Photocatalytic Performance Of Fe/Zeolite Bead Catalyst For The Removal Of N-Methyl-2-Pyrrolidone

Abstract

The increasing presence of N-methyl-2-pyrrolidone (NMP) in industrial wastewater poses a significant environmental challenge due to its toxicity, chemical stability, and resistance to conventional treatment methods. This research presents the synthesis and application of a novel 3wt% Fe/Zeolite bead catalyst for the efficient photocatalytic degradation of NMP under visible light irradiation. The beads were fabricated by incorporating Fe/Zeolite into a sodium alginate polymer matrix, followed by crosslinking with epichlorohydrin to improve their mechanical strength, hydrophilicity, and structural stability. The photocatalytic performance of the synthesized beads was systematically evaluated under varying conditions, including pH levels (3–11), catalyst dosages (20–100 g L⁻¹), and initial NMP concentrations (20–100 mg L⁻¹).

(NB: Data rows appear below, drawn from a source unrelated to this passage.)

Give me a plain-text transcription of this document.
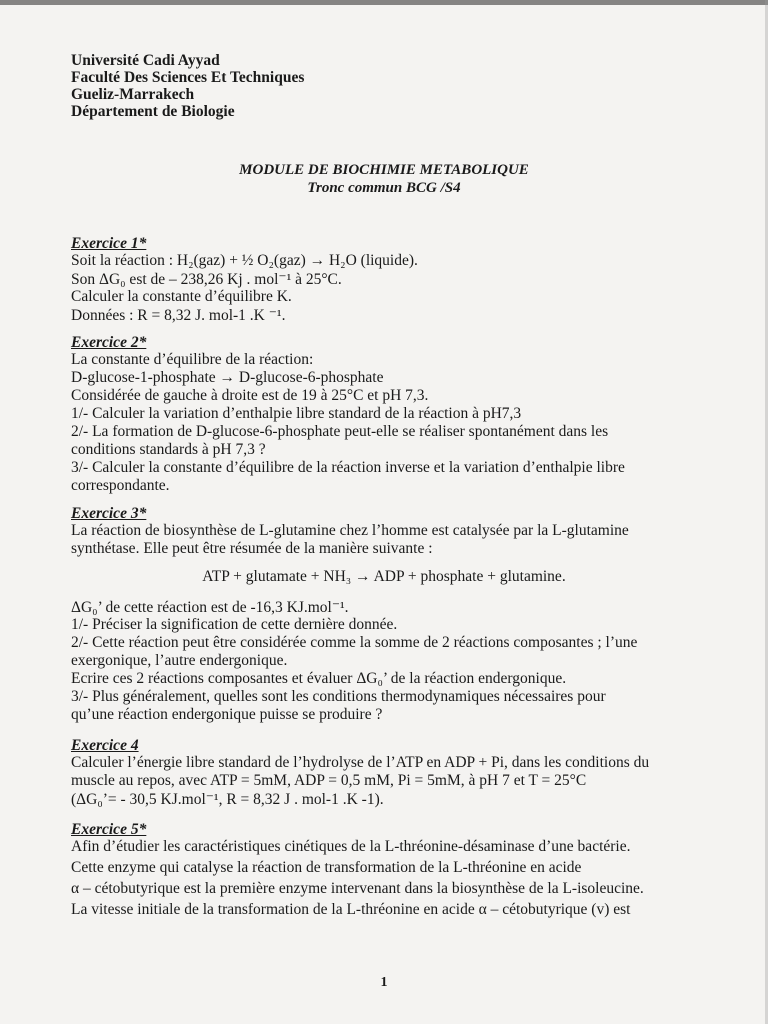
Université Cadi Ayyad
Faculté Des Sciences Et Techniques
Gueliz-Marrakech
Département de Biologie
MODULE DE BIOCHIMIE METABOLIQUE
Tronc commun BCG /S4
Exercice 1*
Soit la réaction : H₂(gaz) + ½ O₂(gaz) → H₂O (liquide).
Son ΔG₀ est de – 238,26 Kj . mol⁻¹ à 25°C.
Calculer la constante d’équilibre K.
Données : R = 8,32 J. mol-1 .K ⁻¹.
Exercice 2*
La constante d’équilibre de la réaction:
D-glucose-1-phosphate → D-glucose-6-phosphate
Considérée de gauche à droite est de 19 à 25°C et pH 7,3.
1/- Calculer la variation d’enthalpie libre standard de la réaction à pH7,3
2/- La formation de D-glucose-6-phosphate peut-elle se réaliser spontanément dans les
conditions standards à pH 7,3 ?
3/- Calculer la constante d’équilibre de la réaction inverse et la variation d’enthalpie libre
correspondante.
Exercice 3*
La réaction de biosynthèse de L-glutamine chez l’homme est catalysée par la L-glutamine
synthétase. Elle peut être résumée de la manière suivante :
ATP + glutamate + NH₃ → ADP + phosphate + glutamine.
ΔG₀’ de cette réaction est de -16,3 KJ.mol⁻¹.
1/- Préciser la signification de cette dernière donnée.
2/- Cette réaction peut être considérée comme la somme de 2 réactions composantes ; l’une
exergonique, l’autre endergonique.
Ecrire ces 2 réactions composantes et évaluer ΔG₀’ de la réaction endergonique.
3/- Plus généralement, quelles sont les conditions thermodynamiques nécessaires pour
qu’une réaction endergonique puisse se produire ?
Exercice 4
Calculer l’énergie libre standard de l’hydrolyse de l’ATP en ADP + Pi, dans les conditions du
muscle au repos, avec ATP = 5mM, ADP = 0,5 mM, Pi = 5mM, à pH 7 et T = 25°C
(ΔG₀’= - 30,5 KJ.mol⁻¹, R = 8,32 J . mol-1 .K -1).
Exercice 5*
Afin d’étudier les caractéristiques cinétiques de la L-thréonine-désaminase d’une bactérie.
Cette enzyme qui catalyse la réaction de transformation de la L-thréonine en acide
α – cétobutyrique est la première enzyme intervenant dans la biosynthèse de la L-isoleucine.
La vitesse initiale de la transformation de la L-thréonine en acide α – cétobutyrique (v) est
1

Optimal degradation efficiency was achieved at pH 7, with a catalyst dosage of 40 g L⁻¹ and an initial NMP concentration of 20 mg L⁻¹, resulting in a maximum removal rate of 86.41% within 120 minutes of visible light exposure. The 3wt% Fe/Zeolite bead catalyst exhibited excellent reusability, magnetic recoverability, and structural integrity, making it a promising candidate for scalable and sustainable wastewater treatment. This study demonstrates the potential of magnetically recoverable 3wt% Fe/Zeolite beads as a cost-effective and environmentally friendly approach for the remediation of organic pollutants in industrial effluents.